Supervisor(s): Karray, Fakhri

Abstract:

Visual anomaly detection, the task of isolating visual data that do not conform to the defined notion of normality, is very crucial for the autonomous functioning of entities with exceptional potential in a spectrum of real-world applications. Prevalent methods of visual anomaly detection involve massive, complex, inefficient models whose performances are often restricted by the availability of data, the extent of hyper-parameter tuning and optimal model design. Moreover, popular deep learning approaches such as reconstruction-based methods that use a variant of AutoEncoders and generative methods like Generative Adversarial Network are not inherently designed for the task of anomaly detection. The factors discussed above, raise the following severe problems:

1. The general model design may not be efficient without a dedicated anomaly detection objective hence lacking the ability to well distinguish anomalies from the normal data 2. The immense time and effort spent in the search of hyper-parameters and optimal model design restricts models to be immediately deployed for applications 3. The functioning of models involves a lot of human intervention and is data-centric preventing them to be used in automated, online detection tasks 4. The high performing, complex models are too huge to be used in edge applications with low computational capacity that require models with a low memory footprint

To overcome these issues, several modular, model-agnostic, efficient and novel improvements to conventional architectures have been proposed and suggested in this work and they can potentially be employed in any AutoEncoder based anomaly detection task.

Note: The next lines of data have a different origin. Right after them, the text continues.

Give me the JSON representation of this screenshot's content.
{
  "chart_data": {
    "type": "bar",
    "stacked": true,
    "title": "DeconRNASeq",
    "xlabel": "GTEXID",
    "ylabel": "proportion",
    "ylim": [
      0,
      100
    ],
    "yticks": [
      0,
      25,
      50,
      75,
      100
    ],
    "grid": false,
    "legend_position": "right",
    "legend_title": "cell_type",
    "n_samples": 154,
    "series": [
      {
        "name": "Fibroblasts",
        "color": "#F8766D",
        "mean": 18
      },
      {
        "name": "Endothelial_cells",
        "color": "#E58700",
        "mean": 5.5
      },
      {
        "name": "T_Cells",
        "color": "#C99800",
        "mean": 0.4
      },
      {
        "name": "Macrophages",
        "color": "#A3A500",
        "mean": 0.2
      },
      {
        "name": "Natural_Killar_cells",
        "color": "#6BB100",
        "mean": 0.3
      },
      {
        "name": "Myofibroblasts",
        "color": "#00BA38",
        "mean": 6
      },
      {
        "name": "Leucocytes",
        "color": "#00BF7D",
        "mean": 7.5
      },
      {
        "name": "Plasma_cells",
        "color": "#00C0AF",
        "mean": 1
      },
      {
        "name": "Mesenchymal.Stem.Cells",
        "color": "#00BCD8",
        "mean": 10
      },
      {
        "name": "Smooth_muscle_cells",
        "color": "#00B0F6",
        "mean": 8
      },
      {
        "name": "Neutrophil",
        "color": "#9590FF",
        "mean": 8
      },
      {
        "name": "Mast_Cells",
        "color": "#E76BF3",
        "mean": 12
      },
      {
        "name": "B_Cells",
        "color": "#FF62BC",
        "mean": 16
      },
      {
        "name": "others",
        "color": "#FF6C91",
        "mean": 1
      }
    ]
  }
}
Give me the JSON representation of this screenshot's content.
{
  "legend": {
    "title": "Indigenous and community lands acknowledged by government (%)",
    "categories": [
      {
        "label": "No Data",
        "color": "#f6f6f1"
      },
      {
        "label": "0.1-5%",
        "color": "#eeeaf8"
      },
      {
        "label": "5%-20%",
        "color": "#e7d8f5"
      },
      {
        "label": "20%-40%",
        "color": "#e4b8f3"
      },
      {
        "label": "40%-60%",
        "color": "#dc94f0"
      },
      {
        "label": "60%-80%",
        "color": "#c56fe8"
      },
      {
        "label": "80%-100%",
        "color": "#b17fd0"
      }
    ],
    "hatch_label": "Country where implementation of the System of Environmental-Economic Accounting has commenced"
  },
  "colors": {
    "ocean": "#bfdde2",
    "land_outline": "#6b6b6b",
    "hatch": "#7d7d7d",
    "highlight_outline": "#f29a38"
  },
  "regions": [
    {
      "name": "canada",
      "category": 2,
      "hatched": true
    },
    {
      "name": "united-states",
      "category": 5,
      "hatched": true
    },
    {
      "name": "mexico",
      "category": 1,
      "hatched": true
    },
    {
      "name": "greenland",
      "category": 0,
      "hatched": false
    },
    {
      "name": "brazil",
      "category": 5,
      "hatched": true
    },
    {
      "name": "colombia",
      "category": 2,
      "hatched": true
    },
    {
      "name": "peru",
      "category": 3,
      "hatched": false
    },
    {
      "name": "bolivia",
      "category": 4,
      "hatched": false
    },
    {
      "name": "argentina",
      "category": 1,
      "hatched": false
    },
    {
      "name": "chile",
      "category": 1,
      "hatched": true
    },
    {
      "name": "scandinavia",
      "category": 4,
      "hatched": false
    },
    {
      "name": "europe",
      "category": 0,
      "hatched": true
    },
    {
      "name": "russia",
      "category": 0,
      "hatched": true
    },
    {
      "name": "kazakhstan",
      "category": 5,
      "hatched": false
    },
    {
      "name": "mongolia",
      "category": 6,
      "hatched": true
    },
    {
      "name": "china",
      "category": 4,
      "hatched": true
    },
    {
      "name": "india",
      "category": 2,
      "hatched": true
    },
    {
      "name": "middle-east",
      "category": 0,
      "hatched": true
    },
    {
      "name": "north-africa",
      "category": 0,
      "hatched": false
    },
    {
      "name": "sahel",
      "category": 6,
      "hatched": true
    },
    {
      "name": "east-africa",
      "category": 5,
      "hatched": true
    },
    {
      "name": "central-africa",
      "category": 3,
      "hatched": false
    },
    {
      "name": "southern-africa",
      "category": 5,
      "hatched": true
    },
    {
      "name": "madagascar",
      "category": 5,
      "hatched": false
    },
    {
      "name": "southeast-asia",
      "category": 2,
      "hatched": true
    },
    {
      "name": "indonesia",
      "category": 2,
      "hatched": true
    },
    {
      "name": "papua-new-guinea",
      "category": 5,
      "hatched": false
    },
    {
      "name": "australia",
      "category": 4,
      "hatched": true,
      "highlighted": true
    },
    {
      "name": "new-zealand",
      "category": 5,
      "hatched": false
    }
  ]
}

The focus of this work is to develop models that are simple, efficient, require low memory usage and reduced effort expended on hyperparameter tuning and the proposed improvements can aid in readily augmenting the performance over baseline models by a significant margin by producing robust, discriminative, and discernible representations to help better segregate anomalies from normal samples.

The overall generic framework proposed throughout this research consists of multiple, efficient architectures that can be used for immediate deployment of models for practical, real-world automated anomaly detection tasks with minimal human intervention and to impart capabilities like online learning and self-regularization for best performance on image and video tasks. The superiority and efficacy of the proposed solutions are enunciated through quantitative and qualitative performance evaluation on a variety of image and video datasets from diverse domains along with rich visualization and ablation studies. This work also focuses on the exploration of interpretability in AutoEncoder-based anomaly detection models with modifications to adapt popular classifier-centric explainability frameworks, to pave way for a better understanding of the function and decision of the models.